Was am "Labyrinth", in dem es um mehr gehen soll als darum, wer wann mit wem was hatte, ganz besonders nervt, ist die ständige Thematisierung des Wahnsinns: Geradezu enzyklopädisch wird namegedroppt - von Lombroso bis Foucault, von Kafka bis Pessoa, von Cervantes bis Goya -, um dieser essayistisch ausgewalzten Bildungsbürgerei wenig mehr als die zweifelhafte Erkenntnis abzugewinnen, dass alle große Kunst eine Form des Wahnsinns darstelle. Klüger wird das Buch dadurch nicht, auch wenn man eine Menge über das sonderbare und inbrünstig-katholische Leben des letzten Habsburger-Kaisers Karl sowie die landschaftliche Schönheit der Insel Madeira erfährt.

Am besten gelungen sind noch die bernhardesken Schimpftiraden über "die Geisteswissenschaften", die Beschreibungen von Wiener Schauplätzen wie dem Café Prückel oder dem Palmenhaus samt ihren Stammgästen oder jene Unterhaltung des Erzählers mit einem befreundeten Chirurgen, der die Welt aus der Perspektive einer Darmspiegelung erklärt.

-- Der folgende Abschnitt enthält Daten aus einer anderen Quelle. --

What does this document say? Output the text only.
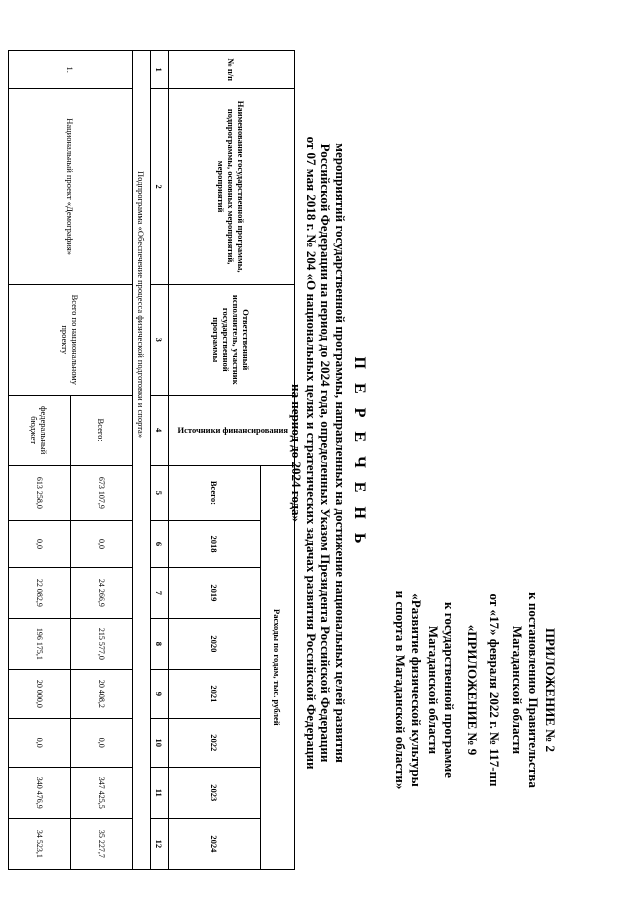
ПРИЛОЖЕНИЕ № 2
к постановлению Правительства
Магаданской области
от «17» февраля 2022 г. № 117-пп
«ПРИЛОЖЕНИЕ № 9
к государственной программе
Магаданской области
«Развитие физической культуры
и спорта в Магаданской области»
П Е Р Е Ч Е Н Ь
мероприятий государственной программы, направленных на достижение национальных целей развития
Российской Федерации на период до 2024 года, определенных Указом Президента Российской Федерации
от 07 мая 2018 г. № 204 «О национальных целях и стратегических задачах развития Российской Федерации
на период до 2024 года»
№ п/п	Наименование государственной программы, подпрограммы, основных мероприятий, мероприятий	Ответственный исполнитель, участник государственной программы	Источники финансирования	Расходы по годам, тыс. рублей							
				Всего:	2018	2019	2020	2021	2022	2023	2024
1	2	3	4	5	6	7	8	9	10	11	12
Подпрограмма «Обеспечение процесса физической подготовки и спорта»											
1.	Национальный проект «Демография»	Всего по национальному проекту	Всего:	673 107,9	0,0	24 266,9	215 577,0	20 408,2	0,0	347 425,5	35 227,7
			федеральный бюджет	613 258,0	0,0	22 082,9	196 175,1	20 000,0	0,0	340 476,9	34 523,1
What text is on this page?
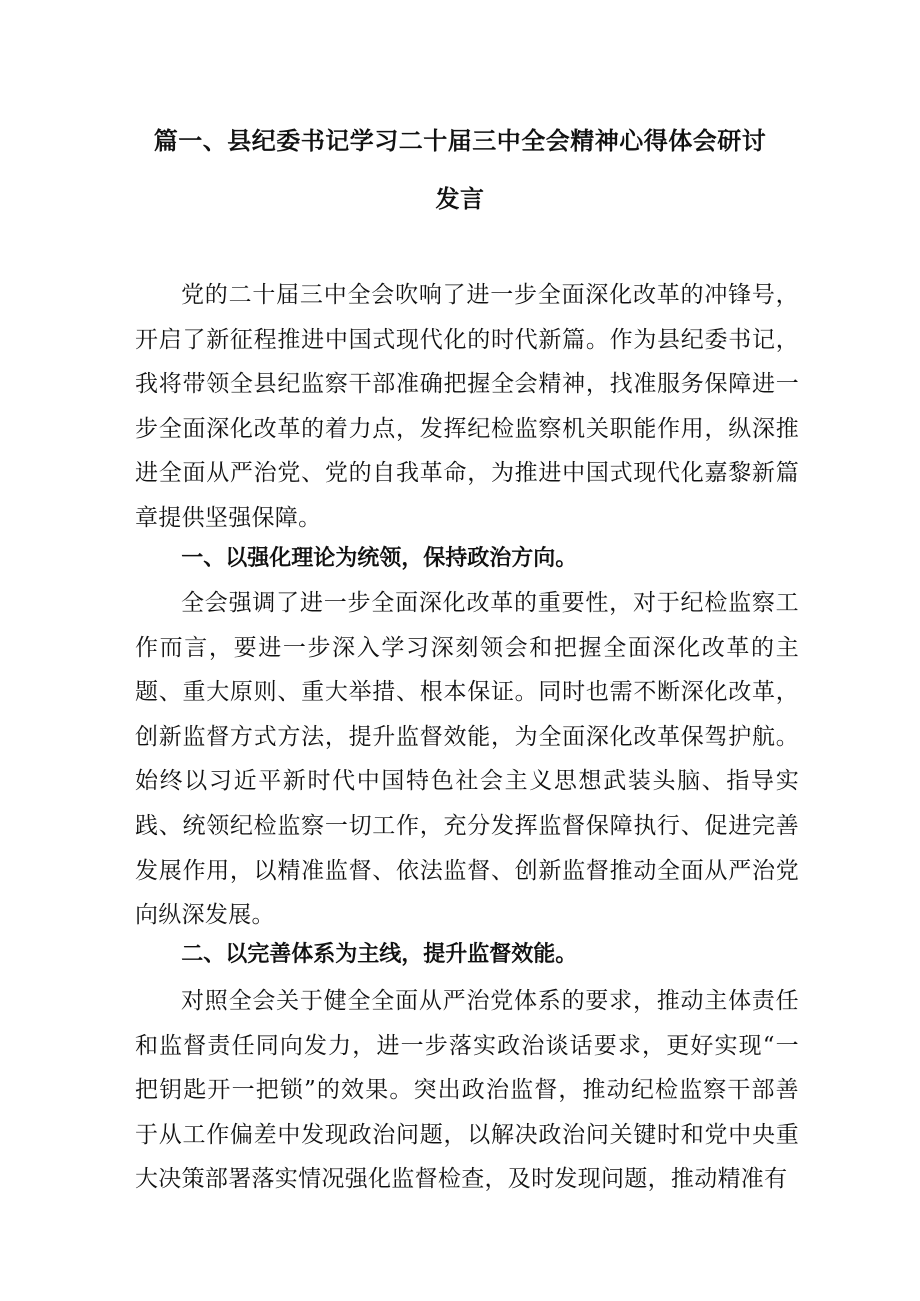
篇一、县纪委书记学习二十届三中全会精神心得体会研讨
发言

党的二十届三中全会吹响了进一步全面深化改革的冲锋号，开启了新征程推进中国式现代化的时代新篇。作为县纪委书记，我将带领全县纪监察干部准确把握全会精神，找准服务保障进一步全面深化改革的着力点，发挥纪检监察机关职能作用，纵深推进全面从严治党、党的自我革命，为推进中国式现代化嘉黎新篇章提供坚强保障。

一、以强化理论为统领，保持政治方向。

全会强调了进一步全面深化改革的重要性，对于纪检监察工作而言，要进一步深入学习深刻领会和把握全面深化改革的主题、重大原则、重大举措、根本保证。同时也需不断深化改革，创新监督方式方法，提升监督效能，为全面深化改革保驾护航。始终以习近平新时代中国特色社会主义思想武装头脑、指导实践、统领纪检监察一切工作，充分发挥监督保障执行、促进完善发展作用，以精准监督、依法监督、创新监督推动全面从严治党向纵深发展。

二、以完善体系为主线，提升监督效能。

对照全会关于健全全面从严治党体系的要求，推动主体责任和监督责任同向发力，进一步落实政治谈话要求，更好实现“一把钥匙开一把锁”的效果。突出政治监督，推动纪检监察干部善于从工作偏差中发现政治问题，以解决政治问关键时和党中央重大决策部署落实情况强化监督检查，及时发现问题，推动精准有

Ein Roman "über die Könige, die Geisteskranken und die Künstler - oder über mich selbst", wie es an einer Stelle heißt, ist das Buch allerdings nicht. Vor lauter Rauch an Bedeutsamkeit ist in diesem Labyrinth kein Feuer mehr zu finden, der intendierte historisch-philosophische Weltenbrand bleibt über weite Strecken ein literarischer Funkenflug: Klingt die Anekdote, der seinerzeit lungenkranke und inzwischen verstorbene Bundespräsident habe mit einer aus Angst vor seiner Frau im Schreibtisch versteckten und vergessenen Zigarre den Brand der Hofburg ausgelöst, noch amüsant, ist die mittlerweile zum Skandälchen avancierte Beschreibung des Zumpferls des ehemaligen Wirtschaftsministers und heutigen Kanzlers, der in die rauchenden Trümmer pinkelt, nur noch läppisch. Dem Objekt seines Spottes nicht unähnlich, gebärdet sich Roth, der sich gerne als literarischer Therapeut des Landes gibt, wahrhaft wie ein Prometheus austriacus: verschroben.